Nerds on Call, Inc. (Ind.) v. Nerds on Call, Inc. (Cal.), 598 F. Supp. 2d 913, 916 (S.D. Ind. 2008) (citing Bank of Waunakee v. Rochester Cheese Sales, Inc., 906 F.2d 1185, 1191 (7th Cir. 1990)). Motions for reconsideration "essentially enable[ ] a district court to correct its own errors, sparing the parties and the appellate courts the burden of unnecessary appellate proceedings." Russell v. Delco Remy Div. of Gen. Motors Corp., 51 F.3d 746, 749 (7th Cir. 1995). However, a motion for reconsideration should not serve as the occasion to tender new legal theories for the first time. Publishers Res., Inc., 762 F.2d at 561. Whether to grant reconsideration is committed to the sound discretion of the court. See Caisse Nationale de Credit Agricole v. CBI Indus., Inc., 90 F.3d 1264, 1270 (7th Cir. 1996). III. DISCUSSION Although pro se filings are construed liberally, pro se litigants such as Harrell are not exempt from procedural rules. See Pearle Vision, Inc. v.
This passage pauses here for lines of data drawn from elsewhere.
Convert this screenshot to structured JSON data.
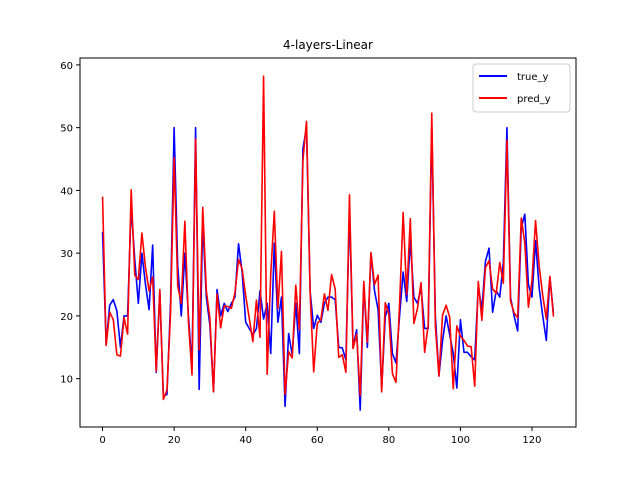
{
  "chart_data": {
    "type": "line",
    "title": "4-layers-Linear",
    "xlabel": "",
    "ylabel": "",
    "xlim": [
      -6.3,
      132.3
    ],
    "ylim": [
      2.3,
      61.1
    ],
    "xticks": [
      0,
      20,
      40,
      60,
      80,
      100,
      120
    ],
    "yticks": [
      10,
      20,
      30,
      40,
      50,
      60
    ],
    "grid": false,
    "legend_position": "top-right",
    "series": [
      {
        "name": "true_y",
        "color": "#0000ff",
        "values": [
          33.4,
          15.6,
          21.7,
          22.6,
          20.8,
          15.0,
          20.0,
          20.0,
          37.6,
          29.0,
          22.0,
          30.0,
          25.0,
          21.0,
          31.3,
          11.0,
          24.0,
          7.2,
          7.5,
          22.0,
          50.0,
          28.0,
          20.0,
          30.0,
          20.0,
          12.0,
          50.0,
          8.3,
          35.0,
          23.0,
          18.5,
          8.0,
          24.2,
          20.0,
          22.0,
          20.7,
          22.0,
          23.0,
          31.5,
          27.0,
          19.0,
          18.0,
          17.0,
          18.0,
          24.0,
          19.5,
          22.0,
          14.0,
          31.6,
          19.0,
          23.0,
          5.6,
          17.2,
          13.8,
          22.0,
          14.0,
          46.7,
          50.0,
          24.0,
          18.0,
          20.1,
          19.0,
          22.0,
          23.0,
          23.0,
          22.6,
          15.0,
          14.9,
          13.0,
          37.0,
          15.0,
          17.8,
          5.0,
          25.0,
          15.0,
          30.0,
          24.0,
          21.0,
          8.5,
          19.8,
          22.0,
          14.0,
          12.5,
          20.0,
          27.0,
          22.3,
          32.0,
          23.0,
          22.0,
          24.5,
          18.0,
          18.0,
          50.0,
          20.0,
          10.5,
          16.0,
          20.0,
          17.0,
          14.0,
          8.5,
          19.4,
          14.2,
          14.2,
          13.5,
          13.0,
          24.8,
          21.0,
          28.7,
          30.8,
          20.6,
          24.0,
          23.0,
          28.5,
          50.0,
          23.0,
          20.0,
          17.6,
          34.0,
          36.2,
          25.0,
          23.0,
          32.0,
          24.5,
          20.0,
          16.1,
          26.2,
          20.4
        ]
      },
      {
        "name": "pred_y",
        "color": "#ff0000",
        "values": [
          39.0,
          15.3,
          20.6,
          19.4,
          13.8,
          13.6,
          19.7,
          17.1,
          40.1,
          26.5,
          25.8,
          33.2,
          27.7,
          24.0,
          26.2,
          11.2,
          24.2,
          6.7,
          8.2,
          20.4,
          45.2,
          24.8,
          22.0,
          35.1,
          19.1,
          10.6,
          48.2,
          14.6,
          37.3,
          24.0,
          19.6,
          7.9,
          23.5,
          18.1,
          21.6,
          21.5,
          21.2,
          23.7,
          29.0,
          27.5,
          23.2,
          19.6,
          15.9,
          22.5,
          16.6,
          58.2,
          10.7,
          26.6,
          36.7,
          21.2,
          30.3,
          7.5,
          14.3,
          13.3,
          24.9,
          17.8,
          44.9,
          51.0,
          23.8,
          11.1,
          18.8,
          19.4,
          23.5,
          20.9,
          26.6,
          24.3,
          13.4,
          13.8,
          11.0,
          39.3,
          14.8,
          17.1,
          7.3,
          25.5,
          15.8,
          30.1,
          25.0,
          26.5,
          7.9,
          22.1,
          20.3,
          10.8,
          9.4,
          21.9,
          36.5,
          23.4,
          35.5,
          18.8,
          21.2,
          25.3,
          14.2,
          18.6,
          52.3,
          18.4,
          10.4,
          20.1,
          21.7,
          19.8,
          8.4,
          18.4,
          16.8,
          16.1,
          15.2,
          15.1,
          8.8,
          25.5,
          19.3,
          27.7,
          28.8,
          24.3,
          23.6,
          28.5,
          25.2,
          48.0,
          22.4,
          20.5,
          19.7,
          35.6,
          31.6,
          21.4,
          25.6,
          35.2,
          28.0,
          23.3,
          19.5,
          26.3,
          19.9
        ]
      }
    ]
  }
}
Romm, 541 F.3d 751, 758 (7th Cir. 2008) (noting that “pro se litigants are not excused from compliance with procedural rules”); Members v. Paige, 140 F.3d 699, 702 (7th Cir. 1998) (stating that procedural rules “apply to uncounseled

litigants and must be enforced”). A. Motion for Summary Judgment Harrell's January 20, 2024, Motion for Summary Judgment is premature. He filed his motion one day after Rowley Security answered the Complaint and before the Court has issued a case management plan. The Court adopted the deadlines in the scheduling Order Setting Case Management Plan (Dkt. 39) on January 30, 2024. The parties have not had the opportunity to make initial disclosures, depose witnesses, or complete discovery.